I heard her footsteps as she came for me at the end of the day and I padded along the aisle after her to a separate room. A blissfully quiet room. She placed me on the table, rubbed my ears and told me not to worry. My heart pounded in anticipation of what was to come, but there was also a sense of relief. The prisoner of love had run out of days. As is my nature, I was more concerned about her. The burden which she bears weighs heavily on her and I know that, the same way I knew your every mood.

She gently placed a tourniquet around my foreleg as a tear ran down her cheek. I licked her hand in the same way I used to comfort you so many years ago. She expertly slid the hypodermic needle into my vein.
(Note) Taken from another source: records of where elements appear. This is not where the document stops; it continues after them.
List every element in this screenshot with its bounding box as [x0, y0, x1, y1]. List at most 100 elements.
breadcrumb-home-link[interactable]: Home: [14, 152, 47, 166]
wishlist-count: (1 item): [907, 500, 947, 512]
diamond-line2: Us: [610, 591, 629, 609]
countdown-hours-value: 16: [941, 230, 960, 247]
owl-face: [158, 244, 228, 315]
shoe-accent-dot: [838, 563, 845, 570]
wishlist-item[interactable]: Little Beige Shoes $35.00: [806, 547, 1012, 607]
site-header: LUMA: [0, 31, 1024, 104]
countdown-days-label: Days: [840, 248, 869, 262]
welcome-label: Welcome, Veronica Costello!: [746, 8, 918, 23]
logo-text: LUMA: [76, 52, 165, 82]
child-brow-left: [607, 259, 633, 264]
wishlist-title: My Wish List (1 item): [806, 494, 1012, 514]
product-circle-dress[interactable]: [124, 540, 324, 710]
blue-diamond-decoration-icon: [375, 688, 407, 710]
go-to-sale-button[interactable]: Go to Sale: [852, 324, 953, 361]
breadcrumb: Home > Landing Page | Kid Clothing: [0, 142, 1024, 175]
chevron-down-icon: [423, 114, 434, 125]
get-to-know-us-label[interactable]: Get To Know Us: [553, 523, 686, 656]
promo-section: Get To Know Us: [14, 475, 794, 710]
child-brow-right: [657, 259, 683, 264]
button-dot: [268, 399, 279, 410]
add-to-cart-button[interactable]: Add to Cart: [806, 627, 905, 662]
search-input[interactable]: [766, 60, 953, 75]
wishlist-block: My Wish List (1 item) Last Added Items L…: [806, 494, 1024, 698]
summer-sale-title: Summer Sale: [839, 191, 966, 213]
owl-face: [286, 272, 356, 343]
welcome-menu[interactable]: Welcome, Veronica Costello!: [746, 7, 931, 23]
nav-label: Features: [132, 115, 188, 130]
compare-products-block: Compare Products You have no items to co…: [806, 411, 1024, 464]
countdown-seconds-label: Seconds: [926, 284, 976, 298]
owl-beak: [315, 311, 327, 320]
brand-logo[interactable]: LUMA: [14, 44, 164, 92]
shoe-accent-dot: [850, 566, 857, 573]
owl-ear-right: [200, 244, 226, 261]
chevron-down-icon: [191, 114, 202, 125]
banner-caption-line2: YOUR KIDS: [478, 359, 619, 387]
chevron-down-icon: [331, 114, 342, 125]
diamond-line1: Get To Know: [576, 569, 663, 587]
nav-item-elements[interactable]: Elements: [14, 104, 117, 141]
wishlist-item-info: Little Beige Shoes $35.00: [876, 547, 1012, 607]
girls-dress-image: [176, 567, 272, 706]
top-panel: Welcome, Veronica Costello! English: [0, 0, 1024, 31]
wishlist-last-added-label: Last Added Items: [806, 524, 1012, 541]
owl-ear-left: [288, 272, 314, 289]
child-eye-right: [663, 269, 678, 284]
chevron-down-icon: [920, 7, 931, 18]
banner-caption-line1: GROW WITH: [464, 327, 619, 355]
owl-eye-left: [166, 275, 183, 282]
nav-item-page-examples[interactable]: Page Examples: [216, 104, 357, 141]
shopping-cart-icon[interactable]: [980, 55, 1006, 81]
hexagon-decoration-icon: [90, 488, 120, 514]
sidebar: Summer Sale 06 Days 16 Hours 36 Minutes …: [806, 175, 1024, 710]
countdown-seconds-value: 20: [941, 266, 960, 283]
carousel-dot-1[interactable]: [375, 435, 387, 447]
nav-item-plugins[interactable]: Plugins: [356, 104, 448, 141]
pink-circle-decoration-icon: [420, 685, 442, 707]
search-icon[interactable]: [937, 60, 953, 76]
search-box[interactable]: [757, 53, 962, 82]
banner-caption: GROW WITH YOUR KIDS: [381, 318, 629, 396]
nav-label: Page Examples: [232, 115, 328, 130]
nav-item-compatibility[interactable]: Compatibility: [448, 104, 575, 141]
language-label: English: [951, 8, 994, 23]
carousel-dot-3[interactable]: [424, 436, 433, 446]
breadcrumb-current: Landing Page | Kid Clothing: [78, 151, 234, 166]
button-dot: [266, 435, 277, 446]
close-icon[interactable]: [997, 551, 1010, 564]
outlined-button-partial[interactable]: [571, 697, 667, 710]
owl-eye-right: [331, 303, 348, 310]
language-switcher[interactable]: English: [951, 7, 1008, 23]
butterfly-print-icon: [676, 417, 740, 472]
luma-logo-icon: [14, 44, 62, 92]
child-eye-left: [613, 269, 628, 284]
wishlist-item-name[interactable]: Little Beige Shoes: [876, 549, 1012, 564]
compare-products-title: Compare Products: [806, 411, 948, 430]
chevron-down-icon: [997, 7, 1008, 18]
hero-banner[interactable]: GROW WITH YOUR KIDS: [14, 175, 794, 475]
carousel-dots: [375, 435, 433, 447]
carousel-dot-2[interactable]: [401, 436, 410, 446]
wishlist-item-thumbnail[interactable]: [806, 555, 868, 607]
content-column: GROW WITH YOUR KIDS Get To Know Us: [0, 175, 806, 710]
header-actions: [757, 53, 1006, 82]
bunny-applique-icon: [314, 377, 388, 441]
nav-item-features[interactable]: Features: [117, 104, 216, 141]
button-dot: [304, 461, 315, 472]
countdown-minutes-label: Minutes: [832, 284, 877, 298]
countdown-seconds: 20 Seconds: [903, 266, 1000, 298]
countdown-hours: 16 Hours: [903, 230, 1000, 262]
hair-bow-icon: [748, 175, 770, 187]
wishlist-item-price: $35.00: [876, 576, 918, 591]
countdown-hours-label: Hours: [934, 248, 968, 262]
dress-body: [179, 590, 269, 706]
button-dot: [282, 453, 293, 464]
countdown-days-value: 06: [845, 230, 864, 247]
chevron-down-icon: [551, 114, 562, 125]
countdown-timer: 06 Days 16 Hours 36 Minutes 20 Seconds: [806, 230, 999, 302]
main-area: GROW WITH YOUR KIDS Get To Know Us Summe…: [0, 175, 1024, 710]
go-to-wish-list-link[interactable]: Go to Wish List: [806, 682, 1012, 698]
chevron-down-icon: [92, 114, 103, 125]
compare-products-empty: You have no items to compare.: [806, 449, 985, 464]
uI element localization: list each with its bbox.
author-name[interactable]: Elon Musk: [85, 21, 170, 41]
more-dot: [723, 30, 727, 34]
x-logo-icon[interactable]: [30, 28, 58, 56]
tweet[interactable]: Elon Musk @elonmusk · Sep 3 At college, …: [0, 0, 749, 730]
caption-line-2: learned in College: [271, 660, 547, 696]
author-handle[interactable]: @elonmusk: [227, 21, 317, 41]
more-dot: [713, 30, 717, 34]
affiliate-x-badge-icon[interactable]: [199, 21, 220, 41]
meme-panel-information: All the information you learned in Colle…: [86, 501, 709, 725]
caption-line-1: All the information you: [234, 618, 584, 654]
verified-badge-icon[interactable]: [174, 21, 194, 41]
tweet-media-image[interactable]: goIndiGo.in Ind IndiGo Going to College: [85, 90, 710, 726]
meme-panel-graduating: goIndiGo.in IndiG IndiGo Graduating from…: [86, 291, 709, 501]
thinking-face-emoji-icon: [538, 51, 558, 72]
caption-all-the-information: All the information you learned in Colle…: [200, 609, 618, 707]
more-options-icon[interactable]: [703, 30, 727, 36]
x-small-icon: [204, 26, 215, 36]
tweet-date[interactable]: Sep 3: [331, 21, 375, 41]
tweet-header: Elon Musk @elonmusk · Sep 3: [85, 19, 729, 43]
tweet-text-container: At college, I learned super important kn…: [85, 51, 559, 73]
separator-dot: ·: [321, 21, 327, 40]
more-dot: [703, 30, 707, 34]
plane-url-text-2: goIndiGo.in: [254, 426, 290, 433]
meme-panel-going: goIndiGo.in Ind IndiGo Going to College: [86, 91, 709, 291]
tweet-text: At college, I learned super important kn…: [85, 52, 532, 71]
As I felt the sting and the cool liquid coursing through my body, I lay down sleepily, looked into her kind eyes and murmured "How could you?"

Perhaps because she understood my dogspeak, she said "I'm so sorry." She hugged me and hurriedly explained it was her job to make sure I went to a better place, where I wouldn't be ignored or abused or abandoned, or have to fend for myself - a place of love and light so very different from this earthly place. With my last bit of energy, I tried to convey to her with a thump of my tail that my "How could you?" was not meant for her. It was you, My Beloved Master, I was thinking of. I will think of you and wait for you forever.

May everyone in your life continue to show you so much loyalty.